#夏日创作营 Grande virada na estratégia macro global dos EUA: da arma geopolítica do petróleo ao ciclo de redução do Fed da moeda e à guerra cambial fechando o sistema



Recentemente, os mercados globais têm oscilado violentamente. O petróleo recuou rapidamente de acima de US$ 90, as bolsas globais seguem pressionadas, e as expectativas de política monetária na Europa, EUA e Japão mudam repetidas vezes. À primeira vista, tudo parece ruído causado por conflitos geopolíticos no Oriente Médio; na essência, trata-se de os EUA concluírem uma troca de ferramentas macroestratégicas de nível máximo. De depender de gargalos geográficos para empurrar o preço do petróleo e atacar a economia global, até convergir ativamente o cenário, adotando “redução de balanço do Fed + política monetária europeia e japonesa travada”, toda a lógica do planejamento é clara e o objetivo é inequívoco: continuar consolidando a vantagem absoluta econômica dos EUA em relação ao resto do mundo.

O ponto de partida deste movimento de mercado vem do aumento das expectativas de bloqueio duplo no Estreito de Ormuz e no Estreito de Mânade. A escalada do conflito no Oriente Médio impulsionou o petróleo a disparar rapidamente acima de US$ 90. O mercado chegou a entrar em pânico, imaginando que os dois estreitos seriam totalmente fechados, que haveria corte total de energia global e que o choque do petróleo levaria o preço além da marca de US$ 100. Mas, depois do salto do petróleo, uma lógica-chave de efeito reverso apareceu rapidamente, limitando diretamente o incentivo dos EUA para continuar permitindo a escalada geopolítica.

Primeiro, o núcleo do CPI dos EUA desacelera, provando que o preço alto do petróleo já está começando a comprimir a demanda da economia doméstica dos EUA, afetando claramente o consumo interno.

Segundo, durante o período de alta do petróleo, o setor de tecnologia de IA que antes se beneficiou do prêmio geopolítico continuou caindo fortemente. Isso significa que a taxa de retorno potencial de longo prazo da indústria de IA já está em queda, o ciclo da indústria está enfraquecendo e a alta do petróleo já não consegue mais levar as ações de tecnologia para cima. Assim, o preço alto do petróleo deixou de ser “um fator positivo para uma alta estrutural das bolsas dos EUA” e se transformou completamente em “uma variável negativa que pressiona a economia doméstica dos EUA”.

Além disso, a escalada contínua do conflito no Oriente Médio e a tolerância a um bloqueio prolongado dos dois estreitos criam dois riscos fatais para os EUA.

Primeiro, um cenário do Golfo permanentemente extremo e tenso consumirá continuamente as relações diplomáticas entre os EUA e os países produtores de petróleo do Oriente Médio, abalando a base geopolítica dos EUA na região.

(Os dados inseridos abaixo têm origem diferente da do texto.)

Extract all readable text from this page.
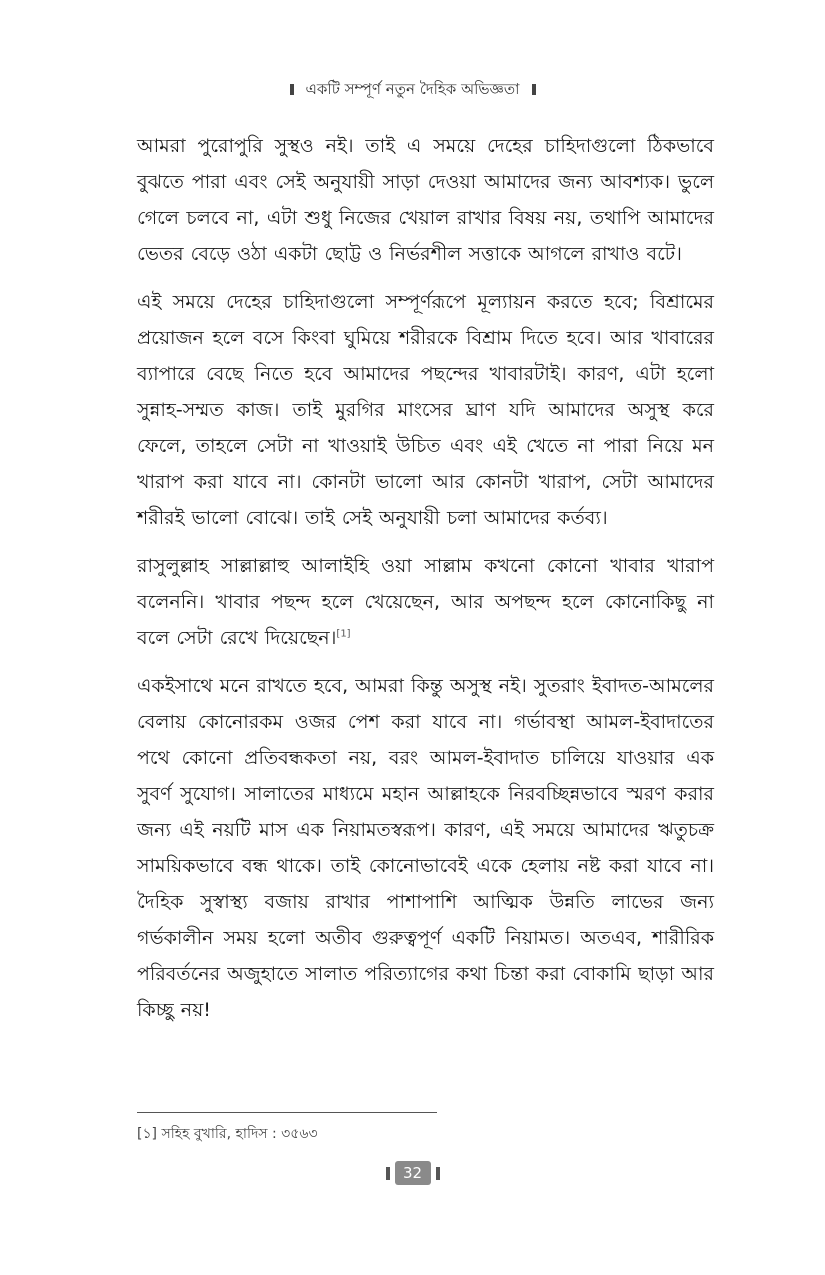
একটি সম্পূর্ণ নতুন দৈহিক অভিজ্ঞতা

আমরা পুরোপুরি সুস্থও নই। তাই এ সময়ে দেহের চাহিদাগুলো ঠিকভাবে বুঝতে পারা এবং সেই অনুযায়ী সাড়া দেওয়া আমাদের জন্য আবশ্যক। ভুলে গেলে চলবে না, এটা শুধু নিজের খেয়াল রাখার বিষয় নয়, তথাপি আমাদের ভেতর বেড়ে ওঠা একটা ছোট্ট ও নির্ভরশীল সত্তাকে আগলে রাখাও বটে।

এই সময়ে দেহের চাহিদাগুলো সম্পূর্ণরূপে মূল্যায়ন করতে হবে; বিশ্রামের প্রয়োজন হলে বসে কিংবা ঘুমিয়ে শরীরকে বিশ্রাম দিতে হবে। আর খাবারের ব্যাপারে বেছে নিতে হবে আমাদের পছন্দের খাবারটাই। কারণ, এটা হলো সুন্নাহ-সম্মত কাজ। তাই মুরগির মাংসের ঘ্রাণ যদি আমাদের অসুস্থ করে ফেলে, তাহলে সেটা না খাওয়াই উচিত এবং এই খেতে না পারা নিয়ে মন খারাপ করা যাবে না। কোনটা ভালো আর কোনটা খারাপ, সেটা আমাদের শরীরই ভালো বোঝে। তাই সেই অনুযায়ী চলা আমাদের কর্তব্য।

রাসুলুল্লাহ সাল্লাল্লাহু আলাইহি ওয়া সাল্লাম কখনো কোনো খাবার খারাপ বলেননি। খাবার পছন্দ হলে খেয়েছেন, আর অপছন্দ হলে কোনোকিছু না বলে সেটা রেখে দিয়েছেন।[1]

একইসাথে মনে রাখতে হবে, আমরা কিন্তু অসুস্থ নই। সুতরাং ইবাদত-আমলের বেলায় কোনোরকম ওজর পেশ করা যাবে না। গর্ভাবস্থা আমল-ইবাদাতের পথে কোনো প্রতিবন্ধকতা নয়, বরং আমল-ইবাদাত চালিয়ে যাওয়ার এক সুবর্ণ সুযোগ। সালাতের মাধ্যমে মহান আল্লাহকে নিরবচ্ছিন্নভাবে স্মরণ করার জন্য এই নয়টি মাস এক নিয়ামতস্বরূপ। কারণ, এই সময়ে আমাদের ঋতুচক্র সাময়িকভাবে বন্ধ থাকে। তাই কোনোভাবেই একে হেলায় নষ্ট করা যাবে না। দৈহিক সুস্বাস্থ্য বজায় রাখার পাশাপাশি আত্মিক উন্নতি লাভের জন্য গর্ভকালীন সময় হলো অতীব গুরুত্বপূর্ণ একটি নিয়ামত। অতএব, শারীরিক পরিবর্তনের অজুহাতে সালাত পরিত্যাগের কথা চিন্তা করা বোকামি ছাড়া আর কিচ্ছু নয়!

[১] সহিহ বুখারি, হাদিস : ৩৫৬৩
32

Segundo, se o petróleo realmente se mantiver acima da marca de US$ 100, isso inevitavelmente detonará uma grande recessão econômica global, com colapso coletivo nos mercados de capitais. Nenhum país consegue ficar imune a uma catástrofe sistêmica dessas, e os EUA também sofrerão um impacto enorme. Justamente por isso, o mercado rapidamente negociou e passou a apostar na atenuação do cenário, e o petróleo recuou rapidamente de acima de US$ 90 para perto de US$ 85.

Mas há um grande erro de percepção no mercado: a calmaria geopolítica e a queda do petróleo não significam que a pressão global de aperto desapareceu e que economias fora dos EUA podem respirar. Depender apenas da queda do petróleo, por si só, não consegue reverter as dificuldades de inflação e de economia na Europa e no Japão, nem está alinhado aos interesses centrais dos EUA.

Pela lógica monetária, antes, o aumento explosivo do petróleo empurrou continuamente a inflação de bens importados na zona do euro e no Japão, reforçando expectativas de novos aumentos de juros na Europa e no Japão. Se os dois estreitos forem totalmente abertos e o petróleo despencar rápido, pelo contrário, isso aliviará rapidamente a pressão inflacionária na Europa e no Japão, enfraquecendo a necessidade de aumentos de juros. Com isso, a Europa e o Japão ganhariam espaço para afrouxar a política monetária, e a pressão econômica seria liberada de forma enorme — um resultado que os EUA não podem aceitar. Portanto, o planejamento estratégico dos EUA não é simplesmente “baixar a temperatura” geopolítica, e sim um repasse perfeito de ferramentas: usar a redução de balanço do Fed para substituir o petróleo caro e continuar travando as economias globais fora dos EUA.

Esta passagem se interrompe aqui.